02 February, 2010

Music that holds up well over the years

The other day in the car, I changed the radio station away from something my son was listening to. I have a rule that we only listen to "music" that (a) actually carries a melody, and (b) doesn't contain objectionable content. The first is to encourage my children to listen for beauty, rather than passion; the second is, well, obvious.

You don't understand, my son said, this is a new generation, and we speak with a new voice.

What, you think my generation's "voice" was anything worth writing home about? I asked. I hated 80s music even in the 80s.
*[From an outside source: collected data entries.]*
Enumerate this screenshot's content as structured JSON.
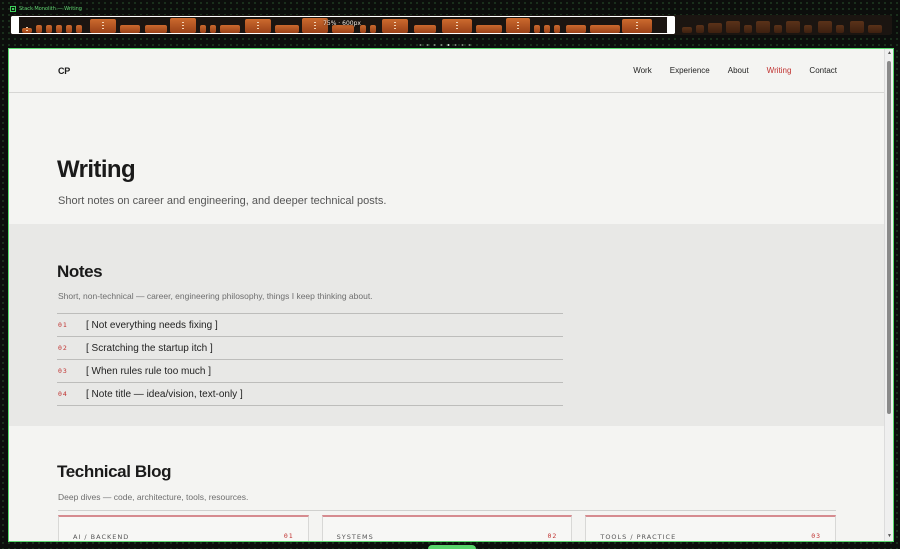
{
  "app": {
    "title": "Stack Monolith — Writing",
    "accent": "#3fcf5a"
  },
  "preview_strip": {
    "viewport_label": "75% · 600px",
    "pages_total": 8,
    "page_current": 5
  },
  "site": {
    "logo": "CP",
    "nav": [
      {
        "label": "Work",
        "active": false
      },
      {
        "label": "Experience",
        "active": false
      },
      {
        "label": "About",
        "active": false
      },
      {
        "label": "Writing",
        "active": true
      },
      {
        "label": "Contact",
        "active": false
      }
    ],
    "hero": {
      "title": "Writing",
      "subtitle": "Short notes on career and engineering, and deeper technical posts."
    },
    "notes": {
      "title": "Notes",
      "subtitle": "Short, non-technical — career, engineering philosophy, things I keep thinking about.",
      "items": [
        {
          "num": "01",
          "title": "[ Not everything needs fixing ]"
        },
        {
          "num": "02",
          "title": "[ Scratching the startup itch ]"
        },
        {
          "num": "03",
          "title": "[ When rules rule too much ]"
        },
        {
          "num": "04",
          "title": "[ Note title — idea/vision, text-only ]"
        }
      ]
    },
    "blog": {
      "title": "Technical Blog",
      "subtitle": "Deep dives — code, architecture, tools, resources.",
      "cards": [
        {
          "category": "AI / BACKEND",
          "index": "01"
        },
        {
          "category": "SYSTEMS",
          "index": "02"
        },
        {
          "category": "TOOLS / PRACTICE",
          "index": "03"
        }
      ]
    },
    "colors": {
      "accent": "#c0312f",
      "background": "#f4f4f2",
      "notes_bg": "#e8e8e6"
    }
  }
}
(I don't know who deserves more pity: me for having a normal teenaged son, or my son for having a father who was never, by any metric, normal. For example, my folks did have cable, so I had MTV and knew what I was missing out on. The only music I ever really saw on MTV that moved me to buy an album was a song that moved me to borrow a friend's copy of The Delicate Sound of Thunder. I then bought A Momentary Lapse of Reason and went on from there to become rather a big fan of the group in question. I won't say who it is—Google will turn it up if you don't know—but I can't usually listen to that music now, either.)
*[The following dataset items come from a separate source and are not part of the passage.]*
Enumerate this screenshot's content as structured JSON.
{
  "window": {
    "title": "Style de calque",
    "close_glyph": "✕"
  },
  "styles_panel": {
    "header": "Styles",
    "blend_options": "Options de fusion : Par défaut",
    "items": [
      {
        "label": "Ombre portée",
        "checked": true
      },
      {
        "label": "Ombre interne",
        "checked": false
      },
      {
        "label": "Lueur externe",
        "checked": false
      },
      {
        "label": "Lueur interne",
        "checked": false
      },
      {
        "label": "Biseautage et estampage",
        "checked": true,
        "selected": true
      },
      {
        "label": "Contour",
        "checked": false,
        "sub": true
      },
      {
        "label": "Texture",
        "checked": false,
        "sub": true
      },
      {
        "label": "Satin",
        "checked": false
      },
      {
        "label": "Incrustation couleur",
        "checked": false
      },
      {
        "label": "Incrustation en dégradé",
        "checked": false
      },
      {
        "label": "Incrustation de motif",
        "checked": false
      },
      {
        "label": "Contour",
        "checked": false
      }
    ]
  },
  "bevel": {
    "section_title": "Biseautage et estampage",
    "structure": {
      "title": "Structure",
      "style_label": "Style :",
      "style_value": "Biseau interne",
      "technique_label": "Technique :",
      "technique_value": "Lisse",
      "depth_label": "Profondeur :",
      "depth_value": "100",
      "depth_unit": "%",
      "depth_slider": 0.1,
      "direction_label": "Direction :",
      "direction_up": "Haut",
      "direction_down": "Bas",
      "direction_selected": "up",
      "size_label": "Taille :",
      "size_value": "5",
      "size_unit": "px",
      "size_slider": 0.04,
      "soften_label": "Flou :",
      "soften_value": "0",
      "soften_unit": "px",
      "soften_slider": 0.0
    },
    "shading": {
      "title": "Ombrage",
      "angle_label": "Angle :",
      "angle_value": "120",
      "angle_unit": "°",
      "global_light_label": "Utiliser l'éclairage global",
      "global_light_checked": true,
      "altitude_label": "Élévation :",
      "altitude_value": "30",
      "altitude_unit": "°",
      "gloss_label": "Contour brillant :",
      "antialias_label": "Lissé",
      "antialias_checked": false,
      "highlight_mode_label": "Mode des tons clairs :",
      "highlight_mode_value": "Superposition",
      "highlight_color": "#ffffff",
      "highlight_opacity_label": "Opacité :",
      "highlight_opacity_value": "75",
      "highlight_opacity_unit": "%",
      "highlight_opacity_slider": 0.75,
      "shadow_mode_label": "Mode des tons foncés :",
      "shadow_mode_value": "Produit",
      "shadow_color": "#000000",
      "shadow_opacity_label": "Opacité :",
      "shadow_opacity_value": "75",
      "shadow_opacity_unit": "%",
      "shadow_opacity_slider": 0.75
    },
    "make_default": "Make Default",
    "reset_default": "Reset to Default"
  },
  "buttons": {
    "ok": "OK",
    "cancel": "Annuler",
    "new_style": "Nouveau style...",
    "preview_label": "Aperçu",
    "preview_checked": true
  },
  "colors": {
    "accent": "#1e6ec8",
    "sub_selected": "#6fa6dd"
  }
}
As if on purpose, First Thoughts linked today to an article by Elizabeth Scalia on NPR's website that includes the following passage,

Nearly 30 years ago, we were told that Madonna was a "genius," particularly at marketing and reinventing herself, but time has not borne that out. Her music has held up well, but Madonna herself has been a dead-bore for decades…
Scalia writes about this at her website as well, and invited comment. It's likely no surprise that my comment starts with,
I can’t believe I’m the only person to read that article and think that Madonna’s music hasn’t held up well at all over the years… even retro 80s channels/stations don’t play Madonna’s hits with any higher frequency than others’ hits.
I'll admit I liked some Madonna songs in the mid to late 90s ("Frozen" comes to mind) but even then I was never moved to buy one of her albums, and I'm much less moved to do so when I hear one of those songs now than then. I don't even have to fall back on criterion (b) above; I just plain don't find her music all that impressive.

Ten years ago, Britney Spears was supposed to be the new Madonna, but that didn't end up well, and people aren't listening to her music these days either. I reckon they will in about ten to twenty years, for the same reason that radio stations play 80s music now, played 70s music ten years ago, and played 60s music when I was in high school: nostalgia is a powerful intoxicant, making us fancy something from our youth to be far better than it really was.